As they reached the door, the sheriff asked, “How long will you be in town?”
“Another day, two at the most.”
“If Mr. Gandy turns out to be as unidentifiable as most of the fresh corpses around here, you’re the only one with any claim on his traps. You planning to stay where you are at the Madrid?”
“Yes, sir. First off, in the middle of a big bathtub. Give Gandy’s stuff to somebody who deserves it, Sheriff.”
“In that case the undertaker will get most of it. I wish you good luck.”
“The same to you, Sheriff, and thanks.”
Tyler helped the woman dismount in front of the hotel and unbuckled her saddle bags to take with her. But she leaned against him as he worked at her horse.

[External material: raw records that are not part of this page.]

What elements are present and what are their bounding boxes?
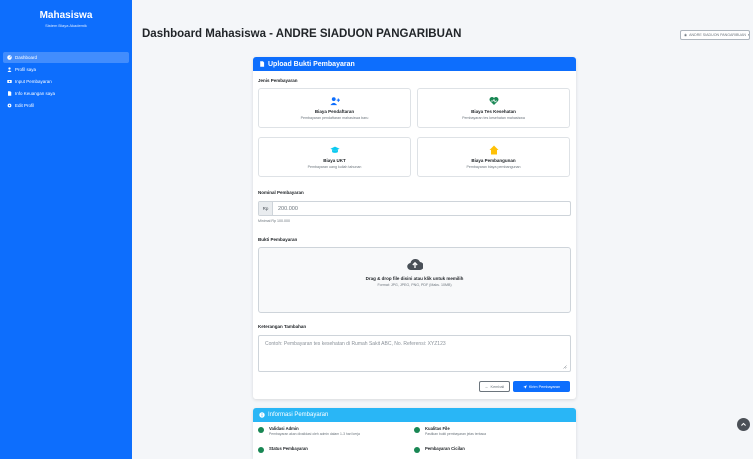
- option-biaya-tes-kesehatan[interactable]: Biaya Tes Kesehatan Pembayaran tes keseh…: [417, 88, 570, 128]
- option-title: Biaya UKT: [323, 158, 346, 163]
- bukti-pembayaran-label: Bukti Pembayaran: [258, 237, 298, 242]
- file-icon: [7, 91, 12, 96]
- option-desc: Pembayaran pendaftaran mahasiswa baru: [300, 116, 369, 120]
- user-dropdown-button[interactable]: ◉ ANDRE SIADUON PANGARIBUAN ▾: [680, 30, 750, 40]
- sidebar: Mahasiswa Sistem Biaya Akademik Dashboar…: [0, 0, 132, 459]
- brand-title: Mahasiswa: [39, 10, 93, 21]
- resize-grip-icon[interactable]: [563, 365, 567, 369]
- option-title: Biaya Pendaftaran: [314, 109, 355, 114]
- nominal-input[interactable]: Rp 200.000: [258, 201, 571, 216]
- info-item: Kualitas File Pastikan bukti pembayaran …: [414, 426, 486, 436]
- info-item-desc: Pastikan bukti pembayaran jelas terbaca: [425, 432, 487, 436]
- info-circle-icon: [259, 412, 265, 418]
- check-circle-icon: [258, 427, 264, 433]
- option-biaya-pendaftaran[interactable]: Biaya Pendaftaran Pembayaran pendaftaran…: [258, 88, 411, 128]
- user-dropdown-label: ANDRE SIADUON PANGARIBUAN: [689, 33, 746, 37]
- brand-subtitle: Sistem Biaya Akademik: [45, 23, 87, 28]
- currency-prefix: Rp: [259, 202, 273, 215]
- heartbeat-icon: [489, 97, 498, 105]
- jenis-pembayaran-label: Jenis Pembayaran: [258, 78, 298, 83]
- sidebar-item-profil[interactable]: Profil saya: [3, 64, 129, 75]
- option-biaya-ukt[interactable]: Biaya UKT Pembayaran uang kuliah tahunan: [258, 137, 411, 177]
- chevron-down-icon: ▾: [747, 33, 750, 37]
- info-item: Validasi Admin Pembayaran akan divalidas…: [258, 426, 360, 436]
- info-card-title: Informasi Pembayaran: [268, 412, 329, 418]
- option-desc: Pembayaran biaya pembangunan: [466, 165, 521, 169]
- graduation-cap-icon: [329, 146, 340, 153]
- home-icon: [489, 145, 498, 155]
- info-item-title: Pembayaran Cicilan: [425, 446, 465, 451]
- sidebar-nav: Dashboard Profil saya Input Pembayaran I…: [0, 46, 132, 111]
- dropzone-title: Drag & drop file disini atau klik untuk …: [365, 276, 464, 281]
- check-circle-icon: [414, 427, 420, 433]
- chevron-up-icon: [741, 422, 746, 426]
- file-upload-icon: [260, 61, 265, 67]
- option-biaya-pembangunan[interactable]: Biaya Pembangunan Pembayaran biaya pemba…: [417, 137, 570, 177]
- sidebar-item-edit-profil[interactable]: Edit Profil: [3, 100, 129, 111]
- option-desc: Pembayaran tes kesehatan mahasiswa: [462, 116, 525, 120]
- sidebar-item-label: Input Pembayaran: [15, 79, 52, 84]
- floating-action-button[interactable]: [737, 418, 750, 431]
- sidebar-item-label: Profil saya: [15, 67, 37, 72]
- sidebar-brand: Mahasiswa Sistem Biaya Akademik: [0, 0, 132, 46]
- info-item-title: Status Pembayaran: [269, 446, 308, 451]
- dashboard-icon: [7, 55, 12, 60]
- upload-card: Upload Bukti Pembayaran Jenis Pembayaran…: [253, 57, 576, 399]
- sidebar-item-input-pembayaran[interactable]: Input Pembayaran: [3, 76, 129, 87]
- cloud-upload-icon: [406, 258, 423, 271]
- page-title: Dashboard Mahasiswa - ANDRE SIADUON PANG…: [142, 28, 462, 40]
- option-desc: Pembayaran uang kuliah tahunan: [307, 165, 362, 169]
- nominal-value: 200.000: [278, 205, 298, 212]
- send-payment-button[interactable]: Kirim Pembayaran: [513, 381, 570, 392]
- nominal-hint: Minimal Rp 100.000: [258, 219, 290, 223]
- keterangan-textarea[interactable]: Contoh: Pembayaran tes kesehatan di Ruma…: [258, 335, 571, 372]
- sidebar-item-label: Dashboard: [15, 55, 38, 60]
- user-circle-icon: ◉: [684, 33, 688, 37]
- check-circle-icon: [258, 447, 264, 453]
- back-button[interactable]: ← Kembali: [479, 381, 510, 392]
- user-plus-icon: [329, 97, 340, 106]
- info-card: Informasi Pembayaran Validasi Admin Pemb…: [253, 408, 576, 459]
- info-item-title: Kualitas File: [425, 426, 450, 431]
- info-item-title: Validasi Admin: [269, 426, 299, 431]
- info-card-header: Informasi Pembayaran: [253, 408, 576, 422]
- info-item: Status Pembayaran: [258, 446, 308, 453]
- option-title: Biaya Pembangunan: [471, 158, 516, 163]
- sidebar-item-info-keuangan[interactable]: Info Keuangan saya: [3, 88, 129, 99]
- paper-plane-icon: [523, 384, 527, 389]
- user-icon: [7, 67, 12, 72]
- keterangan-label: Keterangan Tambahan: [258, 324, 307, 329]
- dropzone-subtitle: Format: JPG, JPEG, PNG, PDF (Maks. 10MB): [377, 283, 452, 287]
- sidebar-item-label: Info Keuangan saya: [15, 91, 56, 96]
- sidebar-item-dashboard[interactable]: Dashboard: [3, 52, 129, 63]
- send-button-label: Kirim Pembayaran: [528, 384, 561, 389]
- sidebar-item-label: Edit Profil: [15, 103, 35, 108]
- gear-icon: [7, 103, 12, 108]
- check-circle-icon: [414, 447, 420, 453]
- upload-card-header: Upload Bukti Pembayaran: [253, 57, 576, 71]
- nominal-pembayaran-label: Nominal Pembayaran: [258, 190, 304, 195]
- file-dropzone[interactable]: Drag & drop file disini atau klik untuk …: [258, 247, 571, 313]
- info-item-desc: Pembayaran akan divalidasi oleh admin da…: [269, 432, 360, 436]
- upload-card-title: Upload Bukti Pembayaran: [268, 60, 355, 68]
- option-title: Biaya Tes Kesehatan: [471, 109, 516, 114]
- keterangan-placeholder: Contoh: Pembayaran tes kesehatan di Ruma…: [265, 341, 446, 347]
- money-icon: [7, 79, 12, 84]
- back-button-label: Kembali: [490, 384, 505, 389]
- arrow-left-icon: ←: [484, 384, 489, 389]
- info-item: Pembayaran Cicilan: [414, 446, 465, 453]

“Mark, I can’t wait till we get upstairs. Does this mean that you can …”
“Can what?”
“Do what you said you would do last night?”
He stopped and turned to study her. “You mean, ask you to marry me?”
She took a breath. “That’s what I mean.”
He said thoughtfully, “You told Gandy that Hackwood was your husband.”
“If you believe Richard.”
“Did you ever catch him in a lie?”
Reluctantly she shook her head. “Not that I could tell.”
“But you’re willing to take a chance?”
“What chance? You saw the telegram. He has a wife.”
Slowly he grinned at her. “Phyllis, I have a dream about that.”
“A dream?”
“I always wanted to ask a girl that question when her mouth was full of my dick. What do you think she would do?”
The woman cocked an eyebrow. “She couldn’t say yes or no.”
His eyes twinkled. “She could either nod or shake her head.”
“Now I understand: either way you’d enjoy it!” Her eyes held a promise. “And so would I. Go stable the horses and hurry back to me. Please?”